Comme je ne suis pas spécialement un homme de sport — disons que mon rapport au tennis est aussi développé que ma compréhension d’une clé de bras en lutte gréco-romaine — j’ai d’abord regardé sur mon Iphone qui était ce monsieur Roland Garros. Et là, surprise : rien à voir avec une raquette, des balles jaunes ou un revers lifté. C’était un aviateur. J’ai cru à une erreur de casting historique. Puis on m’a expliqué qu’il s’agissait d’un tournoi sportif. Ah. Très bien. Un tournoi de tennis qui porte le nom d’un homme qui ne jouait pas spécialement au tennis, mais volait très haut. Logique. À ce niveau-là, autant baptiser un concours de cuisine « Cousteau » parce qu’on y sert du poisson.

Mais le meilleur reste à venir. Parlons du prix Nobel, ce grand moment où l’humanité récompense ses génies… ou du moins ses hommes les plus brillants. Quand j’ai appris que le monsieur Nobel n’était pas un génie désintéressé mais un fabricant d’explosifs, j’ai compris que l’histoire adore les paradoxes.
Voilà donc un prix célébrant la paix au nom d’un marchand de poudre. On appelle ça le sens de l’humour de la postérité, ou le marketing moral avant l’heure.
Alors je me suis dit qu’au fond, rien n’était perdu. Un jour, peut-être, j’aurai moi aussi un Temple à mon nom dans une grande Obédience, et tout le monde citera mon nom avec gravité. Sauf qu’il y a une différence de taille : moi, au moins, j’étais vraiment maçon. Et les tenues, je n’y assistais pas en streaming, ni en cachette derrière un prétexte de vétérinaire ou de petit-fils. J’y étais pour de vrai, en chair, en os, et en tablier. Et toc.
Votre Vénérable Maître

C’est exact que ces temps ci, il est curieux de constater que nombre de F:. « ont piscine » quand nous avons une assemblée, ou « grand frais » quand il est question de travailler sur une question.. .
pourriez-vious changer de dessin ? merci
Pourquoi ? Et pourquoi Claude tu ne fais pas des propositions de dessins ?

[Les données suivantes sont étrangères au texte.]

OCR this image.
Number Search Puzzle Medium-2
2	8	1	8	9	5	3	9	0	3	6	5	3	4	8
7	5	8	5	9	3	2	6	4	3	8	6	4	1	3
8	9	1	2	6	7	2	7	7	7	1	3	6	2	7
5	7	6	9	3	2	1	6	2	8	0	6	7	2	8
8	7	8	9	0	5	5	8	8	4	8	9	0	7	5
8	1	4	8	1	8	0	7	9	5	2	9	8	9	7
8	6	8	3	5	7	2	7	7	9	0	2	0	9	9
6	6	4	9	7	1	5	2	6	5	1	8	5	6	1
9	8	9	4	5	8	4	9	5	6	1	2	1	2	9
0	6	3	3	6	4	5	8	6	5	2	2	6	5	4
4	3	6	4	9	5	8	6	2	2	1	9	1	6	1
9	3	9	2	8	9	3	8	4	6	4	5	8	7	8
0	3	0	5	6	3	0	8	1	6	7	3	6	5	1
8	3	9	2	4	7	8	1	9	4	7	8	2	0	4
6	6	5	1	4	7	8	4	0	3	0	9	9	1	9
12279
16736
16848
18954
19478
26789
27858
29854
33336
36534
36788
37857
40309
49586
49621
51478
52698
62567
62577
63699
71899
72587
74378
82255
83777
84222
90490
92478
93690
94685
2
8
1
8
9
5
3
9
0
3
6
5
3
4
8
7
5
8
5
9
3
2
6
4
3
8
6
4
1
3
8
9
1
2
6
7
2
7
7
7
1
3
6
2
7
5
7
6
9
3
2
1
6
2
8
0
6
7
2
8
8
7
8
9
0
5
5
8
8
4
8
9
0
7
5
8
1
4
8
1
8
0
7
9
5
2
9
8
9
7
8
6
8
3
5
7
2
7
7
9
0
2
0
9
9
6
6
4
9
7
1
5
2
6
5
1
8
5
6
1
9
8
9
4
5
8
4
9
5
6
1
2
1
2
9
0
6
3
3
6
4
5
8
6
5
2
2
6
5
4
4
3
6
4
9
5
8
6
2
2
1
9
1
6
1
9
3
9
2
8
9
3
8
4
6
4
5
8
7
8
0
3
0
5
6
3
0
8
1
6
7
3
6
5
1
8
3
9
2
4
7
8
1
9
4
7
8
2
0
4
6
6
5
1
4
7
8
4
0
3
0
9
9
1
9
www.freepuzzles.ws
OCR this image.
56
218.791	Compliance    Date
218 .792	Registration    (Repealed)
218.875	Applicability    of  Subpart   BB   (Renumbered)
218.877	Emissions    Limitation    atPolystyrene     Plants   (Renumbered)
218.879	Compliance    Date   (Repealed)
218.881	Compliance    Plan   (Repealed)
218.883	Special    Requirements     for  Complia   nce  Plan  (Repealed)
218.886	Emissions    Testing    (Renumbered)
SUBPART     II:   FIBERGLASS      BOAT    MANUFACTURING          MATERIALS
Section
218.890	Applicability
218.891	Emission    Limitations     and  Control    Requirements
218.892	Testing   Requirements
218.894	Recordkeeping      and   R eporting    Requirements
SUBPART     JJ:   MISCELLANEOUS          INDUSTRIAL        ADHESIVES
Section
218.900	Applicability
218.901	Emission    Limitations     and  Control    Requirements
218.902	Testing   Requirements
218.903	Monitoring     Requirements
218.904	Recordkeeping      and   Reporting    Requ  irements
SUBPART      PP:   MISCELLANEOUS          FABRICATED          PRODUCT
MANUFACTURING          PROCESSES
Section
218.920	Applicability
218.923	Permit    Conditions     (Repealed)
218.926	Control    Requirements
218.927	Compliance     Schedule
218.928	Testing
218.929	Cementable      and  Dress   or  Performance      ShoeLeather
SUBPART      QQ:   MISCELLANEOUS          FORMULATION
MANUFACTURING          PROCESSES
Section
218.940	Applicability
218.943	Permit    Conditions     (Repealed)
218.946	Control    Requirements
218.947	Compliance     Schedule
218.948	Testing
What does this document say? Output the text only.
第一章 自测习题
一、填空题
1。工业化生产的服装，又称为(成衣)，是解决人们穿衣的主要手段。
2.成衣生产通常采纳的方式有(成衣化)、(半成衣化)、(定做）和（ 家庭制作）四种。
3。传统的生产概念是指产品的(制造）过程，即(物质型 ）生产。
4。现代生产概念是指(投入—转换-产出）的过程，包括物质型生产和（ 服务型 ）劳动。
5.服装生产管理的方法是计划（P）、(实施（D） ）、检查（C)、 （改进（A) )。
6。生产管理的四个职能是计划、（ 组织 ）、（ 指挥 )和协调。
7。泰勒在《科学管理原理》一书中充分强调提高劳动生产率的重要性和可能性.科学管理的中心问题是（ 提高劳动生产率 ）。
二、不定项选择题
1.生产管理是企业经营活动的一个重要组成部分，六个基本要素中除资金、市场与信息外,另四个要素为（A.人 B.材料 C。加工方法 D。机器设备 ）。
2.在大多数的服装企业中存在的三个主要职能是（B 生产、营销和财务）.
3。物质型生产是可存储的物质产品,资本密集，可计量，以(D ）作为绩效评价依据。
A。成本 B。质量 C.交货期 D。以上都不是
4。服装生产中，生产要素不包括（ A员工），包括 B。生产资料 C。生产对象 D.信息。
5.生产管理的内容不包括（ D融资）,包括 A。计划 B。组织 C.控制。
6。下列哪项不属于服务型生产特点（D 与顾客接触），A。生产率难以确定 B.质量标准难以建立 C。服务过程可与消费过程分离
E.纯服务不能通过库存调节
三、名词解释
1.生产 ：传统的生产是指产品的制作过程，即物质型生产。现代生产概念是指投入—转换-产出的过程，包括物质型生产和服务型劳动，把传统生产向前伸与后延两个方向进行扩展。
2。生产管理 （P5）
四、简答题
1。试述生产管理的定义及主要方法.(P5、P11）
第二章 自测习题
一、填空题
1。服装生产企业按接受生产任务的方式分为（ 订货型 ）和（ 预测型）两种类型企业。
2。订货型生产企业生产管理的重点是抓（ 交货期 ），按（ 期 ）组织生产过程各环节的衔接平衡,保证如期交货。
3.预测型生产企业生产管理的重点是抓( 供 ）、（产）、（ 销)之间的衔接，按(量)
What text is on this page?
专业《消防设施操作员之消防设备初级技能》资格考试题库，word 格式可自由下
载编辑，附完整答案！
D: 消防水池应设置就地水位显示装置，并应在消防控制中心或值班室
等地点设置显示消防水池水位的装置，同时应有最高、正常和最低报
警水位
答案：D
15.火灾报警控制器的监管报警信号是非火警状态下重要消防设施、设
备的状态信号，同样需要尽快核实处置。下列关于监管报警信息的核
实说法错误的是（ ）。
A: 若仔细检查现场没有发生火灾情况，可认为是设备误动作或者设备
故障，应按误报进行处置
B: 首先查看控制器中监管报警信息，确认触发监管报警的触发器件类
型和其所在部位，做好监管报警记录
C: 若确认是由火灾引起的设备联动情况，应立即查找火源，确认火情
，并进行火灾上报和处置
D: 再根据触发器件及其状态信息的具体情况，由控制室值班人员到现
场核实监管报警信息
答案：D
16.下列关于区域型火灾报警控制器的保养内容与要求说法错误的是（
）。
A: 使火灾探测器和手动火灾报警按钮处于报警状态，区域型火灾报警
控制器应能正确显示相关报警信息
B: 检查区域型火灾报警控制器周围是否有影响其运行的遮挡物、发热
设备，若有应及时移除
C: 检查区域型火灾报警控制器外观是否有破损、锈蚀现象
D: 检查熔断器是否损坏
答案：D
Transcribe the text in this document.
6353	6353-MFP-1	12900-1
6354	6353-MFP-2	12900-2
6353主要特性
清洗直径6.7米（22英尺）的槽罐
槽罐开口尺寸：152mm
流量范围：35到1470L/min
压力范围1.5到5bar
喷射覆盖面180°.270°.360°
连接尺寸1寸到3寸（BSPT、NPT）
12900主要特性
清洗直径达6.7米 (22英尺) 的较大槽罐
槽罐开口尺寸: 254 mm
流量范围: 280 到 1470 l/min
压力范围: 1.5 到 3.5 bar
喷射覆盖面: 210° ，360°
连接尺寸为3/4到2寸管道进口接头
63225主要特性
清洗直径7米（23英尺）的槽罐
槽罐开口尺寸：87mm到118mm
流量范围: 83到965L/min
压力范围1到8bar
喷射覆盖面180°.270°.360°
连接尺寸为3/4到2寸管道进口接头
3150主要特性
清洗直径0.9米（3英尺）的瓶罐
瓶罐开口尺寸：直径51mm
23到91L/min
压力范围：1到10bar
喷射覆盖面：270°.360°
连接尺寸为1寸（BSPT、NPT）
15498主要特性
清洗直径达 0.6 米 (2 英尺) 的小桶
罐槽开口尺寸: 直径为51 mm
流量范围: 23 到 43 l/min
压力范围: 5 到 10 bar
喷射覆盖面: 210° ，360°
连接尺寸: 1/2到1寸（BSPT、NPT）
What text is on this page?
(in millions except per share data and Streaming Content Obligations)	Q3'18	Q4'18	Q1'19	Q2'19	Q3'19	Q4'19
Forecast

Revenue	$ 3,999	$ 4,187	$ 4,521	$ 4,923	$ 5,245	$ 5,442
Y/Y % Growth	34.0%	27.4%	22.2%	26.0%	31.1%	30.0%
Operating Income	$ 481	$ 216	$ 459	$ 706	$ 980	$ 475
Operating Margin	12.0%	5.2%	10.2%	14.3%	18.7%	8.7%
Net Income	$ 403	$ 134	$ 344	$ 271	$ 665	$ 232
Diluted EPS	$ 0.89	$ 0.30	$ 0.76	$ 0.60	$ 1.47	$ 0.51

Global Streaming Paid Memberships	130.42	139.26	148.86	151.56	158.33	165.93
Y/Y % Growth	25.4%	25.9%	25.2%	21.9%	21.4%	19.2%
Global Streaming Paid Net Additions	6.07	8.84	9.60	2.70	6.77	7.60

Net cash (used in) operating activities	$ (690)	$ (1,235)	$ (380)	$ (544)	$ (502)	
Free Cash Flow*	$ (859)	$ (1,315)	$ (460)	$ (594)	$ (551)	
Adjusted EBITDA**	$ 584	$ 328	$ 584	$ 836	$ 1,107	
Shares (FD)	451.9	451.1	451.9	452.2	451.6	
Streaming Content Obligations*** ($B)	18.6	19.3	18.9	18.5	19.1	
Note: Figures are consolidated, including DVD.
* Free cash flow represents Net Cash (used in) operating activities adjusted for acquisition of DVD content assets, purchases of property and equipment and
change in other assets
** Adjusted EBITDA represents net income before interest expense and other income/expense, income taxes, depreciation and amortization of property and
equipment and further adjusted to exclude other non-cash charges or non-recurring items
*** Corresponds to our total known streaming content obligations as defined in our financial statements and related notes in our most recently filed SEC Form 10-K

Cher Véné, la logique voudrait que l’on donne votre nom…à un gymnase par exemple 😉
Petite proposition: mettre à l’ordre du jour une réflexion très polémique, du style « ouvrir la loge aux sœurs » ou « débattre de politique » pourrait peut-être décoller les membres de la loge de leur canapé !
Courage, c’est bientôt les vacances!
j’adore les « présences » symboliques en loge aux mois de mai et juin. Entre les 35 heures, le télétravail , les « ponts de mai » et la chaleur ambiante je me demande encore s’il faut pétrifier le mandala = GLOIRE AU TRAVAIL !qui devrait concerner tous les frères et soeurs sauf, bien sûr les Compagnons qui, eux ont une véritable excuse d’absence …. ils voyagent !
Trop sympa cet histoire !cela vol bas!hihi!